Among de Tocqueville's political colleagues who became friends, Francisque de Corcelle was the one with whom Alexis worked the most closely. The two men were from very different family backgrounds and geographic origins, and their friendship sometimes suffered from it; there were stormy moments and times of irritation and incomprehension. Originally from Burgundy, Francisque de Corcelle was older than Tocqueville by three years. He was the son of Claude Tircuy de Corcelle and de Hélène Rivérieulx de Varax, but was mainly brought up by his uncle, François de Corcelle. After embracing the Napoleonic cause, his family, and in particular his father, belonged to the circle of supporters of La Fayette, whose granddaughter would marry Francisque de Corcelle in 1831. Prior to this, his early political life was a turbulent one, and was marked by his support of the Charbonnerie movement.
« I defy you to make me angry and prevent me from being your friend. »(Letter from F. de Corcelle to A. de Tocqueville, 1849)
He met Tocqueville in 1835, at the publication of Democracy in America, about which de Corcelle published a lengthy review in the Revue des deux Mondes. By this time, the former carbonaro had calmed down and espoused less radical political convictions. Like Tocqueville, he entered the Chamber of Deputies in 1839 and made his first trip to Algeria in 1841, and even became one of the most active protagonists in the unfortunate adventure of the newspaper Commerce.
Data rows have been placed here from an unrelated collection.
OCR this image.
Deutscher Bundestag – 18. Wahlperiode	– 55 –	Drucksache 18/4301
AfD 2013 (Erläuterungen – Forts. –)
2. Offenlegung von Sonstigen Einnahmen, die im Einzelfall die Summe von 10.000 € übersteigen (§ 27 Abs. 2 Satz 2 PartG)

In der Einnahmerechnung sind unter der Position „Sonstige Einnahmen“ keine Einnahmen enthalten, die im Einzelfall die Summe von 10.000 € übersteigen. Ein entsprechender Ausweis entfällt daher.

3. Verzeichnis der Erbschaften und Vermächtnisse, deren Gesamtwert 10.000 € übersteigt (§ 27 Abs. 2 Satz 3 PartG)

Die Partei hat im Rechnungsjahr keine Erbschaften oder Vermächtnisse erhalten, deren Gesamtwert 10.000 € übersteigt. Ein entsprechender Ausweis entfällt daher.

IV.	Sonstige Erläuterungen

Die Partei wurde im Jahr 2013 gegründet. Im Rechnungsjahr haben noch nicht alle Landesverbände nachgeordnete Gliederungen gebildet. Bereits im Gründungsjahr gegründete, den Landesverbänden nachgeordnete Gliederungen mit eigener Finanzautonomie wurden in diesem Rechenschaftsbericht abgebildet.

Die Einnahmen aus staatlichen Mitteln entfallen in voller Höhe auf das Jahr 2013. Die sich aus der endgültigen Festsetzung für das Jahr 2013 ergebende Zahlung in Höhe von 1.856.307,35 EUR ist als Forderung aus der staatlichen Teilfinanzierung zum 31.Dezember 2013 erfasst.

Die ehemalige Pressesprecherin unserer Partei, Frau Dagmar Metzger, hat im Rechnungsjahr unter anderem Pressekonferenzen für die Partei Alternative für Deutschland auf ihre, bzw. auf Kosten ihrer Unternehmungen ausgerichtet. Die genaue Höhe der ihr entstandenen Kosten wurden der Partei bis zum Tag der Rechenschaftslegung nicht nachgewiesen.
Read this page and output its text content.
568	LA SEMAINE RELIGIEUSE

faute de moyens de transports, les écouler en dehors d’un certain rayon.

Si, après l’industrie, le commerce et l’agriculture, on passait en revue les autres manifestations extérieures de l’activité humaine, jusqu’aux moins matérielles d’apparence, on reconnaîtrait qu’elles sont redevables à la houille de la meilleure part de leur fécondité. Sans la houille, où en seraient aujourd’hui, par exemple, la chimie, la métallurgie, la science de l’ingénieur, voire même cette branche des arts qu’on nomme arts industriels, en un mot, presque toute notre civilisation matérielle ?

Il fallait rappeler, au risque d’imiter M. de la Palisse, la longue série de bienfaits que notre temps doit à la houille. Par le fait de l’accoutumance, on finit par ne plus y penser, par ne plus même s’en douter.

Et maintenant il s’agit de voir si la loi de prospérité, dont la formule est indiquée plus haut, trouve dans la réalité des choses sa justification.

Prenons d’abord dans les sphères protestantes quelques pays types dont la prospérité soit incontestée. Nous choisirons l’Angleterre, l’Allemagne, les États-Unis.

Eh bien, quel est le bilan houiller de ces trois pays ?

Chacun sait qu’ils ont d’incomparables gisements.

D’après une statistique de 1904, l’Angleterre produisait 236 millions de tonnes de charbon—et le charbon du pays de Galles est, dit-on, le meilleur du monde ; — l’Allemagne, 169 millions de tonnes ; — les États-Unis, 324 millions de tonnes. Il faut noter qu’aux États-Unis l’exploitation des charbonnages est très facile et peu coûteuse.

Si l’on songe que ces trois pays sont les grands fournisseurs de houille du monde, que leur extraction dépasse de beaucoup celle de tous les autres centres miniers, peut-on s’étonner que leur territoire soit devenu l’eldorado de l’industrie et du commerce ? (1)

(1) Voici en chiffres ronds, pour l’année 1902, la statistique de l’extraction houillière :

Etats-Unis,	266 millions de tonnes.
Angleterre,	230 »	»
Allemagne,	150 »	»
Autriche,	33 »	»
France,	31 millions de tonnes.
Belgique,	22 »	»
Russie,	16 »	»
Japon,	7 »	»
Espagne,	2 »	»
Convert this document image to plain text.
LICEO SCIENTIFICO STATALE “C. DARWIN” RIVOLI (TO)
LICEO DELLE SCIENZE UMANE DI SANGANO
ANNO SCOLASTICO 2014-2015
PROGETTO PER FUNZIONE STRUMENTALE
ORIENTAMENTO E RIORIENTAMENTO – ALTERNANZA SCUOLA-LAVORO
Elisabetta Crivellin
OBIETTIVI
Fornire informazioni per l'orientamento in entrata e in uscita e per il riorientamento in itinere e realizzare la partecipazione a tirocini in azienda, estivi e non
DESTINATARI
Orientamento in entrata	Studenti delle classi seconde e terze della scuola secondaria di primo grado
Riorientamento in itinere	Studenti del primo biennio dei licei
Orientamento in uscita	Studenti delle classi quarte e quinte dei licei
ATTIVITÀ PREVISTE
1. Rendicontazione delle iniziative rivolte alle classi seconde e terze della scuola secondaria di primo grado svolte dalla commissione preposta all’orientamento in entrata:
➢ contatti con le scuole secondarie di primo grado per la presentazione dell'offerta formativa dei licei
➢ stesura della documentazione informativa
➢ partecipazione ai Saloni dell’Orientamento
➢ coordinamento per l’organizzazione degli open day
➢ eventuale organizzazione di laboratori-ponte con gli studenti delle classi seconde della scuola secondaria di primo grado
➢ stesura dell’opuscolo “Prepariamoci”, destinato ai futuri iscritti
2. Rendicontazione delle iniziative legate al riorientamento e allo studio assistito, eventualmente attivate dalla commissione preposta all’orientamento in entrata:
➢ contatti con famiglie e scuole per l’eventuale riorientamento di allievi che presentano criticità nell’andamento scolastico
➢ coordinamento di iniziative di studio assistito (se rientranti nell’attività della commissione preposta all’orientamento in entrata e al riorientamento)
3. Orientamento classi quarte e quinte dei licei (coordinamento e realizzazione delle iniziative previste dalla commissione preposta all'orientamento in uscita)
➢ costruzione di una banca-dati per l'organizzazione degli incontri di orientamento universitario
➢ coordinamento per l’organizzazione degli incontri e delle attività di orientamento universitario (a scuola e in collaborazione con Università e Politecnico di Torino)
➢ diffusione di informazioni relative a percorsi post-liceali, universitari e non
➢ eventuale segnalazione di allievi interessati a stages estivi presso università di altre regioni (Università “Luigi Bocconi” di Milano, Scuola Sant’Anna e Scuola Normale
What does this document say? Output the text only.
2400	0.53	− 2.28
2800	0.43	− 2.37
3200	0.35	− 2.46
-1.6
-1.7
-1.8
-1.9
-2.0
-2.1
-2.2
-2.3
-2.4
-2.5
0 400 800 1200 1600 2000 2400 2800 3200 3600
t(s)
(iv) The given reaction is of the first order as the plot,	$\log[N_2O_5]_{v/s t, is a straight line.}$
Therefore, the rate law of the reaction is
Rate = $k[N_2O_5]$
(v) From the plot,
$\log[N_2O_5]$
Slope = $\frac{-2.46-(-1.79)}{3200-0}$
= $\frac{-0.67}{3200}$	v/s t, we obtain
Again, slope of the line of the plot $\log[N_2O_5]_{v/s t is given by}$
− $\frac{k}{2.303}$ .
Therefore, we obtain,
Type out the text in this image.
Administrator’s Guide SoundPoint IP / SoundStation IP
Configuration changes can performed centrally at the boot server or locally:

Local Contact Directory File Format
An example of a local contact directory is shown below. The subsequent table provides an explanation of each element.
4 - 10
However, it was under the Second Republic at the time of the Rome Affair that the two friends worked together the closest. From June to November 1849, Francisque de Corcelle, who had entered into a diplomatic career, was the French government's official envoy to Italy, a time when Alexis de Tocqueville was Minister of Foreign Affairs. Both men became deeply involved in this delicate affair and - although they were in daily contact during the crisis - they often found themselves on opposite sides in this political and diplomatic tangle, which got the better of Second Minister Barrot. However, their deep friendship, which had suffered somewhat during months of difficult relations, held firm. Until Tocqueville's death, de Corcelle remained one of his privileged guests; Alexis particularly seemed to appreciate de Corcelle's enthusiasm and unpredictable nature. This is clear in a letter that Tocqueville sent to Beaumont, in which he described a visit by the de Corcelle family to the chateau de Tocqueville, and Francisque de Corcelle's extreme state of excitement.